Why on earth should every child in the state of California be obligated to acquire a specific fund of information selected by strangers who never even met them, their parents or their teachers? We would have to assume that students, teachers and parents in California have no idea of what's worth learning.

There are two very serious shortcomings in California's high school exit exam. First, the content that is tested for represents only a small fraction of all that's worth learning, and the insistence that everyone learn this content means that students will never have the opportunity to learn anything else - including what interests them.

Second, when all students must take the same exam they will, sooner or later, be expected to study the same curriculum, the same courses, the same knowledge. The successful student, the one who wins the college scholarship, will be the one with the highest scores on the exam. It will not be the creative student, the one with a rich imagination or the one who has explored a subject in depth and has learned more about it than even her teacher knows. When the curriculum is determined by exams, nothing will be learned by accident, or just for the satisfaction of knowing. Everything will be for the test.

The exit exam is an academic straitjacket.
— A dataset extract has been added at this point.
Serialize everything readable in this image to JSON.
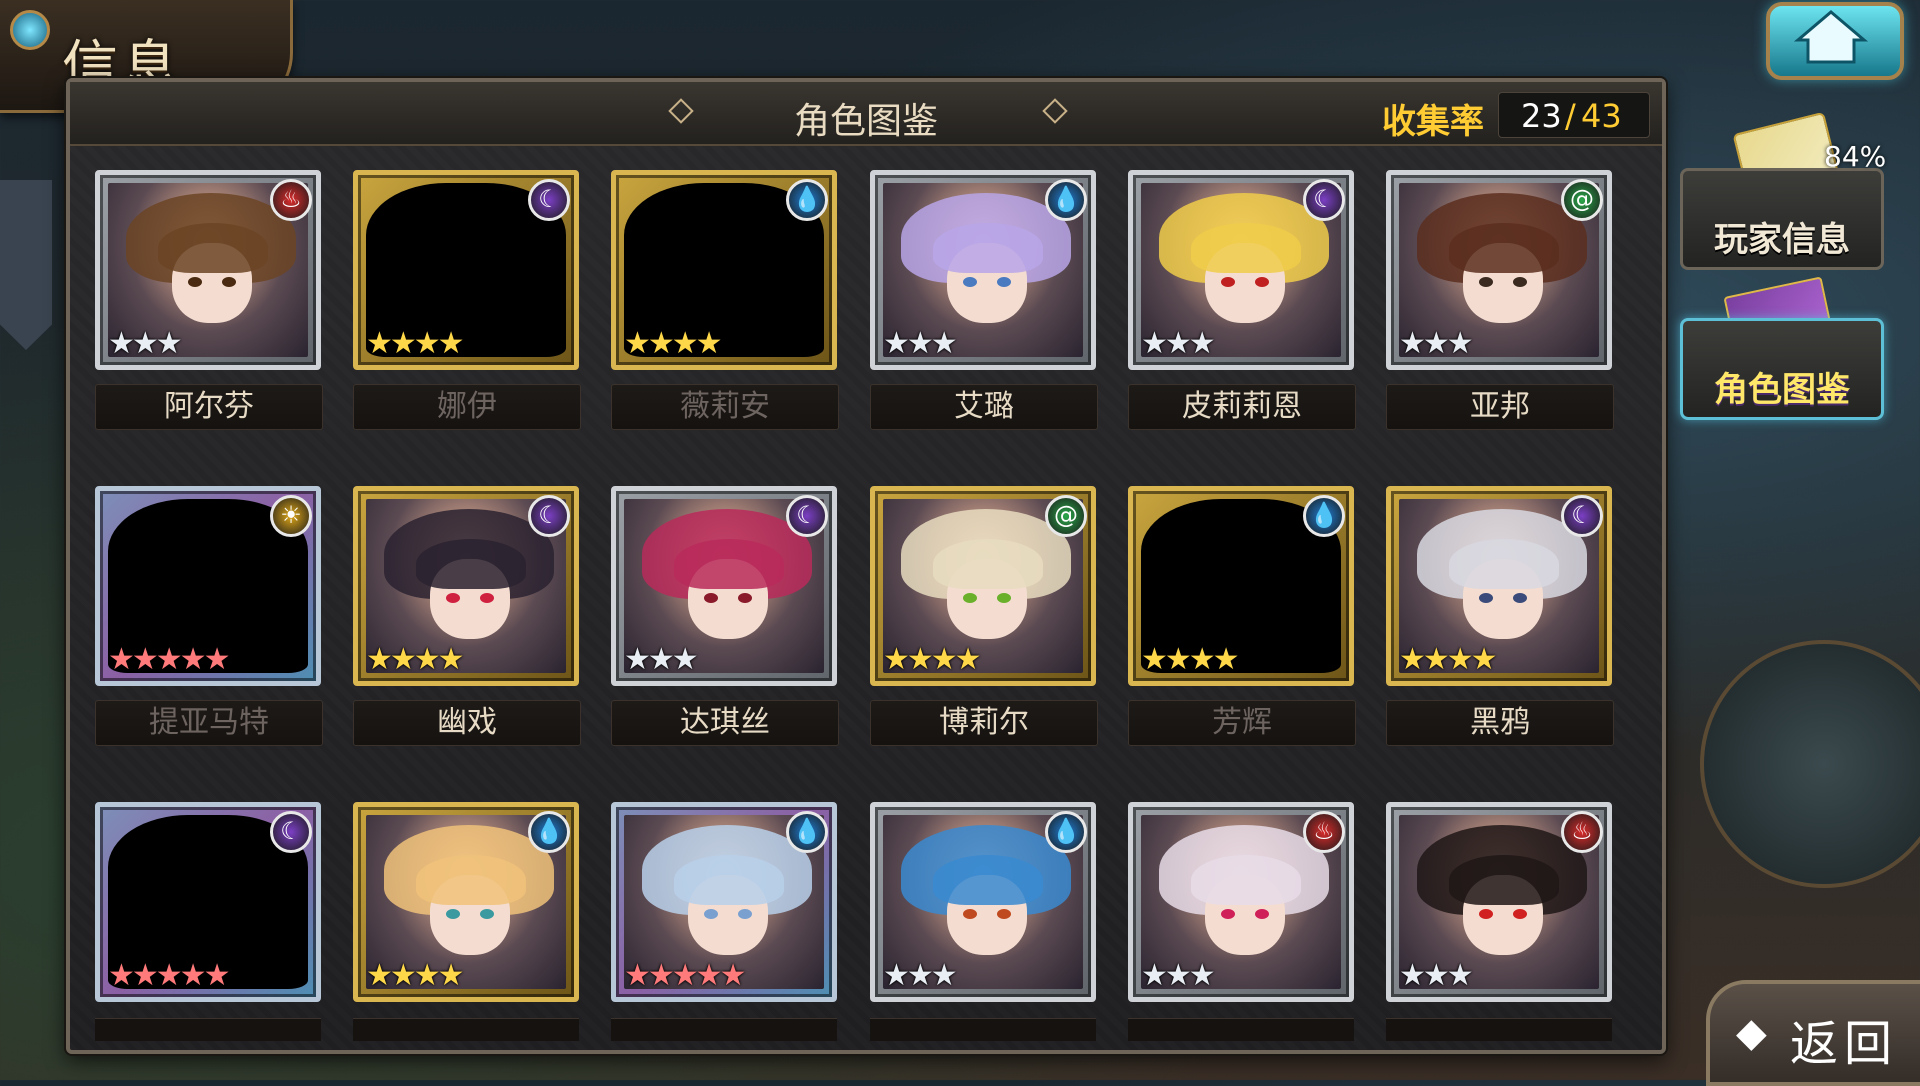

Schools and teachers must teach for whatever is on the exam. But is it the goal of public education to insure that every child in the state learn the same facts? And why should we take such satisfaction in this list of facts, rather than any other? Meanwhile, the things we wish all students would learn, like helping others, obeying the law, becoming involved citizens, are no longer included among our educational goals. All we want them to do is just pass the test.